Sama uroczystość w Pucku, choć bardzo podniosła, jednak była źle zorganizowana. Nikt się nami nie zajął, nikt nie wskazał drogi. Musieliśmy z Ministrem Wojciechowskim szukać sami ,,dostępu do morza" przez rozmokłe błonia nadbrzeżne, brnąc w błocie do kostek. Deszcz padał na umór, tak że nad księdzem celebrującym mszę na brzegu morza trzymano parasol. Zatoka była zamarznięta, musiano przerąbać przerębel, by gen. Haller mógł dokonać ,,zaślubin z morzem", wrzucając do morza pierścień. Wskutek niesprzyjających okoliczności ceremonia dużo straciła na uroku. Nie udało się w tych warunkach podnieść wrażenia i ,,wjechanie do morza" oddziału Konnicy Polskiej nie nastąpiło, a dało to komuś złośliwemu okazję do uwagi, że fantazja polska każe robić wszystko na opak: konnicy każemy pływać po morzu, a marynarzom chodzić po lędzie. Nie zorganizowany był też bankiet, który się odbył wieczorem w miejscowej Kursali (dzisiejsza restauracja Nadmorska). Siadał kto i gdzie chciał. Mów wygłoszono nieskończoną ilość, kto i jaką chciał. Nie pamiętam już - w drodze do Pucka czy z powrotem - spotkaliśmy na jednej ze stacji (Tczewie) pociąg zdążający z Prus Wschodnich do Berlina, z powybijanymi oknami, poszarpanymi ścianami jednego z wagonów, z rannymi pasażerami.

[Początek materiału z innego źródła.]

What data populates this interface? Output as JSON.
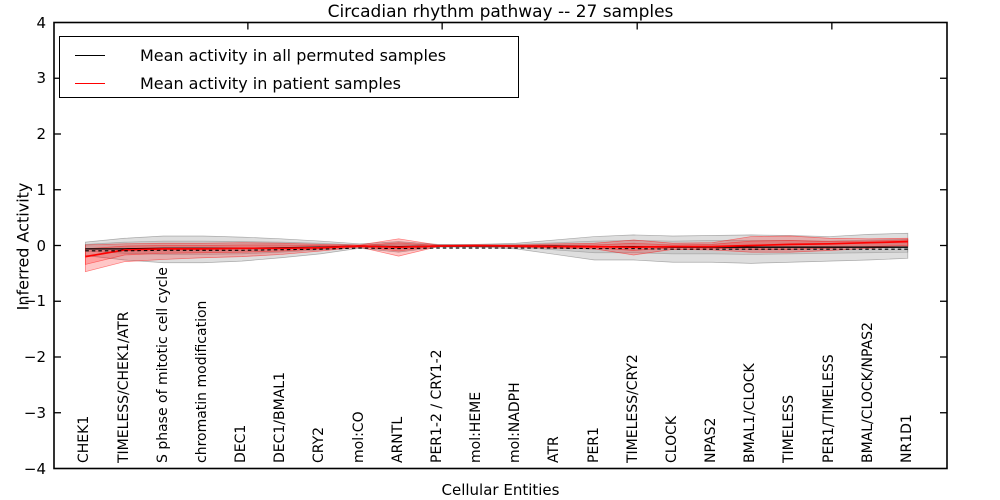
{
  "title": "Circadian rhythm pathway -- 27 samples",
  "xlabel": "Cellular Entities",
  "ylabel": "Inferred Activity",
  "legend": [
    {
      "label": "Mean activity in all permuted samples",
      "color": "#000000"
    },
    {
      "label": "Mean activity in patient samples",
      "color": "#ff0000"
    }
  ],
  "colors": {
    "permuted_line": "#000000",
    "patient_line": "#ff0000",
    "permuted_band": "#999999",
    "patient_band": "#ff0000",
    "frame": "#000000",
    "background": "#ffffff"
  },
  "chart_data": {
    "type": "line",
    "title": "Circadian rhythm pathway -- 27 samples",
    "xlabel": "Cellular Entities",
    "ylabel": "Inferred Activity",
    "ylim": [
      -4,
      4
    ],
    "yticks": [
      -4,
      -3,
      -2,
      -1,
      0,
      1,
      2,
      3,
      4
    ],
    "grid": false,
    "legend_position": "upper left",
    "top_ticks_x": [
      4.15,
      9.11,
      14.09,
      19.06
    ],
    "categories": [
      "CHEK1",
      "TIMELESS/CHEK1/ATR",
      "S phase of mitotic cell cycle",
      "chromatin modification",
      "DEC1",
      "DEC1/BMAL1",
      "CRY2",
      "mol:CO",
      "ARNTL",
      "PER1-2 / CRY1-2",
      "mol:HEME",
      "mol:NADPH",
      "ATR",
      "PER1",
      "TIMELESS/CRY2",
      "CLOCK",
      "NPAS2",
      "BMAL1/CLOCK",
      "TIMELESS",
      "PER1/TIMELESS",
      "BMAL/CLOCK/NPAS2",
      "NR1D1"
    ],
    "series": [
      {
        "name": "Mean activity in all permuted samples",
        "color": "#000000",
        "values": [
          -0.06,
          -0.06,
          -0.05,
          -0.05,
          -0.05,
          -0.04,
          -0.03,
          -0.01,
          -0.02,
          -0.01,
          -0.01,
          -0.01,
          -0.01,
          -0.02,
          -0.02,
          -0.03,
          -0.03,
          -0.03,
          -0.03,
          -0.03,
          -0.03,
          -0.03
        ]
      },
      {
        "name": "Mean activity in patient samples",
        "color": "#ff0000",
        "values": [
          -0.2,
          -0.08,
          -0.06,
          -0.06,
          -0.05,
          -0.05,
          -0.04,
          -0.01,
          -0.03,
          -0.01,
          0.0,
          -0.01,
          -0.02,
          -0.02,
          -0.03,
          -0.02,
          -0.02,
          0.0,
          0.02,
          0.03,
          0.05,
          0.07
        ]
      }
    ],
    "bands": [
      {
        "name": "permuted-spread-outer",
        "color": "#000000",
        "opacity": 0.13,
        "upper": [
          0.06,
          0.13,
          0.17,
          0.17,
          0.15,
          0.12,
          0.08,
          0.03,
          0.07,
          0.02,
          0.02,
          0.04,
          0.1,
          0.16,
          0.19,
          0.17,
          0.18,
          0.19,
          0.18,
          0.16,
          0.2,
          0.22
        ],
        "lower": [
          -0.18,
          -0.26,
          -0.31,
          -0.31,
          -0.28,
          -0.22,
          -0.15,
          -0.05,
          -0.12,
          -0.03,
          -0.03,
          -0.06,
          -0.16,
          -0.26,
          -0.26,
          -0.3,
          -0.3,
          -0.32,
          -0.3,
          -0.28,
          -0.26,
          -0.23
        ]
      },
      {
        "name": "permuted-spread-inner",
        "color": "#000000",
        "opacity": 0.09,
        "upper": [
          0.02,
          0.06,
          0.08,
          0.08,
          0.07,
          0.06,
          0.04,
          0.01,
          0.03,
          0.01,
          0.01,
          0.02,
          0.05,
          0.08,
          0.09,
          0.08,
          0.09,
          0.09,
          0.09,
          0.08,
          0.1,
          0.11
        ],
        "lower": [
          -0.1,
          -0.14,
          -0.16,
          -0.16,
          -0.15,
          -0.12,
          -0.08,
          -0.03,
          -0.06,
          -0.02,
          -0.02,
          -0.03,
          -0.08,
          -0.13,
          -0.13,
          -0.15,
          -0.15,
          -0.16,
          -0.15,
          -0.14,
          -0.13,
          -0.12
        ]
      },
      {
        "name": "patient-spread-outer",
        "color": "#ff0000",
        "opacity": 0.22,
        "upper": [
          0.01,
          0.03,
          0.04,
          0.04,
          0.05,
          0.04,
          0.02,
          0.01,
          0.12,
          0.01,
          0.01,
          0.01,
          0.03,
          0.04,
          0.1,
          0.04,
          0.05,
          0.16,
          0.17,
          0.13,
          0.12,
          0.13
        ],
        "lower": [
          -0.47,
          -0.29,
          -0.25,
          -0.22,
          -0.2,
          -0.16,
          -0.1,
          -0.03,
          -0.19,
          -0.02,
          -0.02,
          -0.03,
          -0.05,
          -0.06,
          -0.17,
          -0.07,
          -0.08,
          -0.12,
          -0.12,
          -0.09,
          -0.05,
          -0.02
        ]
      },
      {
        "name": "patient-spread-inner",
        "color": "#ff0000",
        "opacity": 0.2,
        "upper": [
          -0.06,
          -0.01,
          0.0,
          0.0,
          0.01,
          0.01,
          0.0,
          0.0,
          0.05,
          0.0,
          0.0,
          0.0,
          0.01,
          0.01,
          0.04,
          0.01,
          0.02,
          0.08,
          0.09,
          0.07,
          0.08,
          0.1
        ],
        "lower": [
          -0.34,
          -0.17,
          -0.14,
          -0.13,
          -0.12,
          -0.1,
          -0.06,
          -0.02,
          -0.1,
          -0.01,
          -0.01,
          -0.02,
          -0.03,
          -0.04,
          -0.09,
          -0.04,
          -0.05,
          -0.07,
          -0.07,
          -0.05,
          -0.02,
          0.0
        ]
      }
    ]
  }
}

Doraźne śledztwo wykazało, że któryś z gorętszych Niemców sądząc, iż jest to pociąg polski wiozący polskie wojsko, wrzucił granat czy bombę, raniąc swoich kompatriotów. W Gdańsku, jadąc do Pucka, staliśmy jakąś godzinę na stacji w zamkniętych wagonach, nie wychylając się nawet na życzenie komendanta pociągu, który chciał uniknąć sprowokowania jakiejś awantury ze strony nuńczuchnych Niemców.